If you are looking for technical glasses, the Adidas Zonyk Pro have become my favourite to grab anytime I’m going out for a hard ride. They aren’t exactly something you’ll want to wear around town, though. They have a very distinctive look, and for many people, they aren’t even something to grab for a ride. I tried out two different Adidas sunglasses, the Wayfinder and Beyonder to see how they performed.
With this in mind, Adidas released the Wayfinder and the Beyonder for when you’d like something a bit more relaxed. These are frames that really shine because they work well in such a wide range of conditions. You can easily use them as day-to-day glasses, on quick commuter trips, and they would even work on hard rides. These are sunglasses designed to blur the line between performance and lifestyle.
I’ve been testing the Wayfinder since late September, and even after a few months, the first thing I notice every time I grab them is how astoundingly light they are. Owing to a material that Adidas calls SPX, they weigh in at only 20 grams. Just think of it as a light, and strong, plastic.
The light weight, combined with adjustable nose pads and rubberised grip material on the inside of the arms, means that they never bounce on my face, and I’ve also managed to not lose them off the top of my head during my testing time. When I travel, this stability really comes in handy for quick runs.
If I’ve got time to kill, and no bike available, it’s normal for me to grab a quick run. The combination of my barefoot shoes and these glasses means I’ve had no issues staying in my regular street clothes for runs around three miles in length. If I was doing longer runs, I’d feel just as comfortable with the Adidas Wayfinder as I would with any other, more running specific, glasses available.
On a bike, they do just as good a job at staying put. The only place they don’t excel on the bike is in the amount of air that flows around them at high speeds. That’s going to be the trade-off with any design offering less wraparound protection, but in exchange for less protection at high speeds, you get a design that doesn’t seem out of place on a casual ride to the store or a restaurant patio.

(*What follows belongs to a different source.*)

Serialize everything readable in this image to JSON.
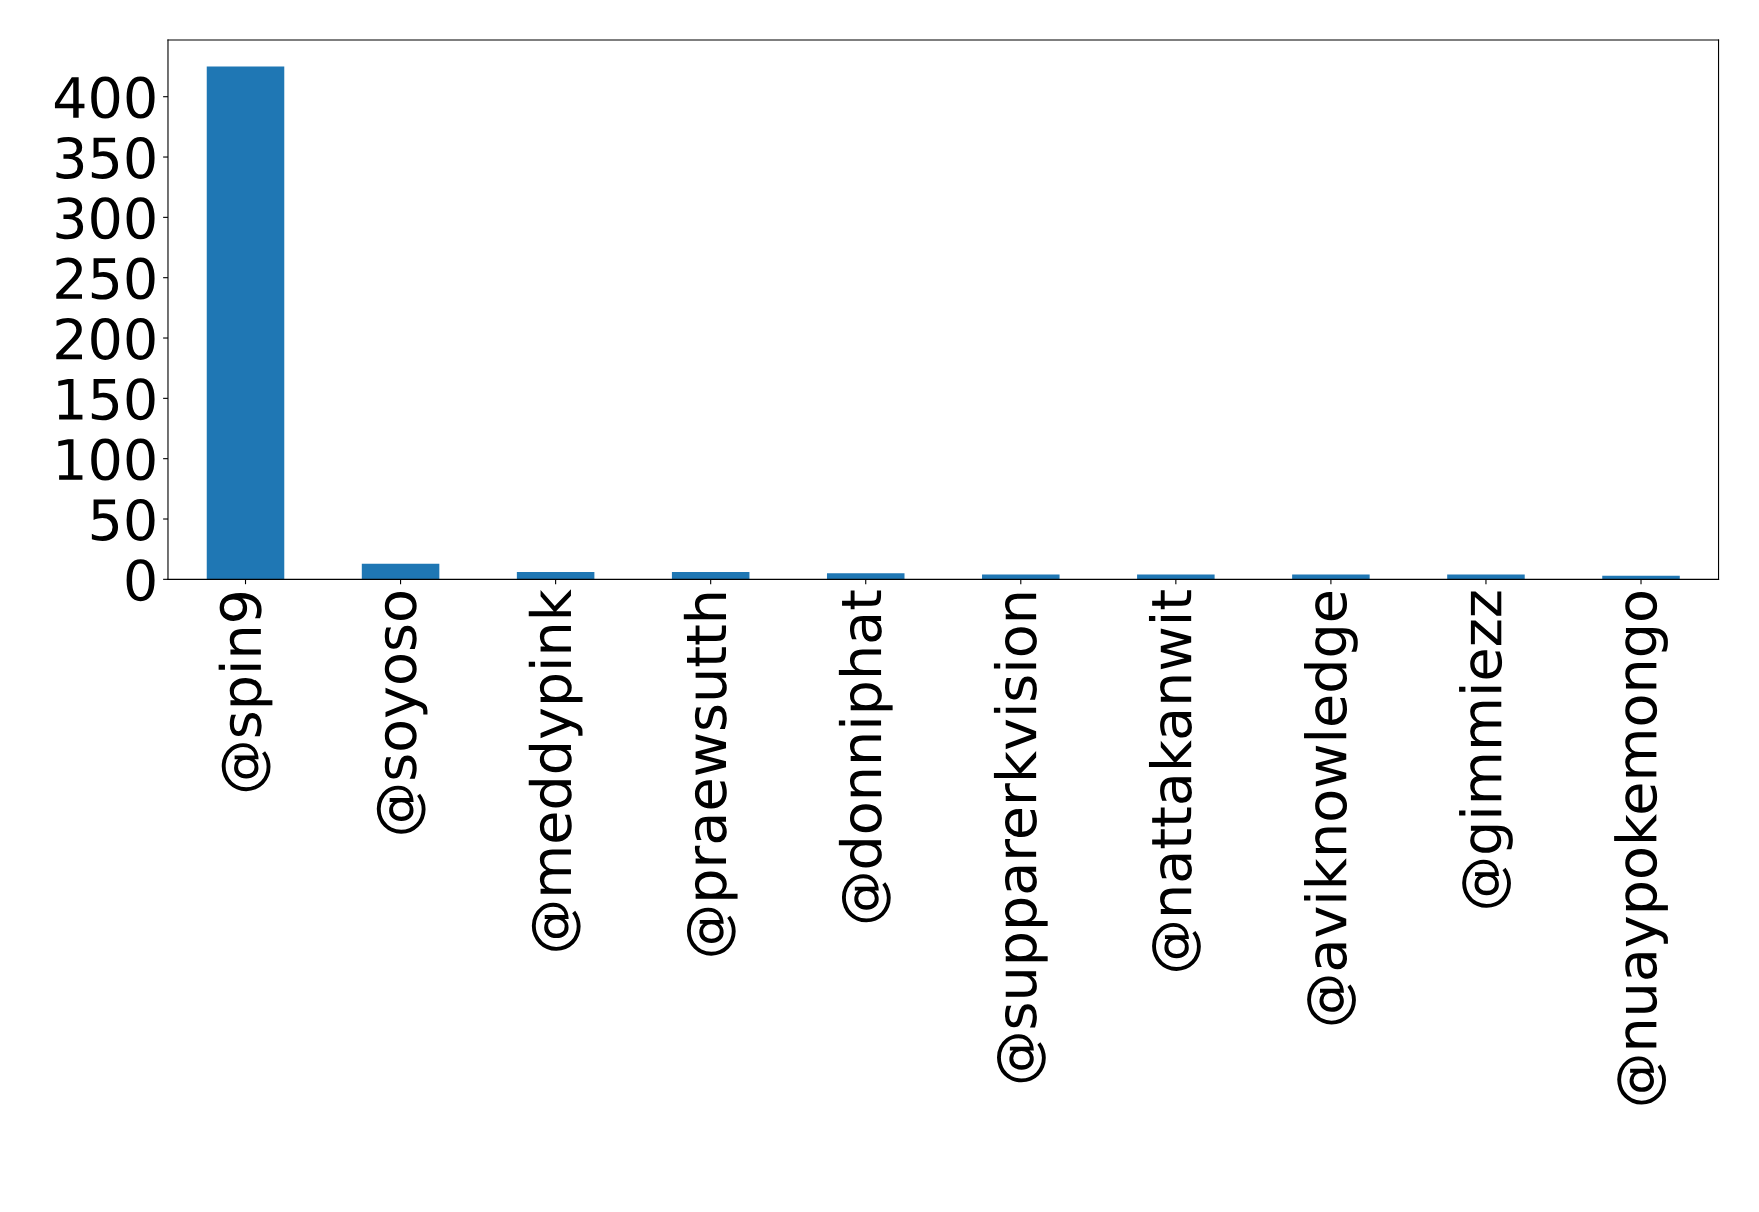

Both the Beyonder and the Wayfinder are priced starting at $99 and have similar construction. The Wayfinder has seven frame color options, as does the Beyonder. The Wayfinder has a choice of five lens options while the Beyonder offers seven. The Beyonder and the Wayfinder are both compatible with prescription lenses.
The only real difference between the two frame options comes down to targeting. While the Wayfinder is not described in terms of gender, the Beyonder is described as “tailored to fit the female head shape” and “designed for the versatile female athlete who wants to look sharp throughout the day.” This distinction is the one thing I find somewhat off when looking at these new frames from Adidas. I’m not sure it really makes sense to call out a specific gender for a sunglasses design.
Regardless of how you feel about the marketing though, the performance is there, and it’s packaged with a reasonable price and lots of options for colours. If you are a performance oriented cyclist who needs something for the times you aren’t racing strava segments, or a more casual cyclist, the Adidas Beyonder and Wayfinder will work nicely in a wide variety of uses.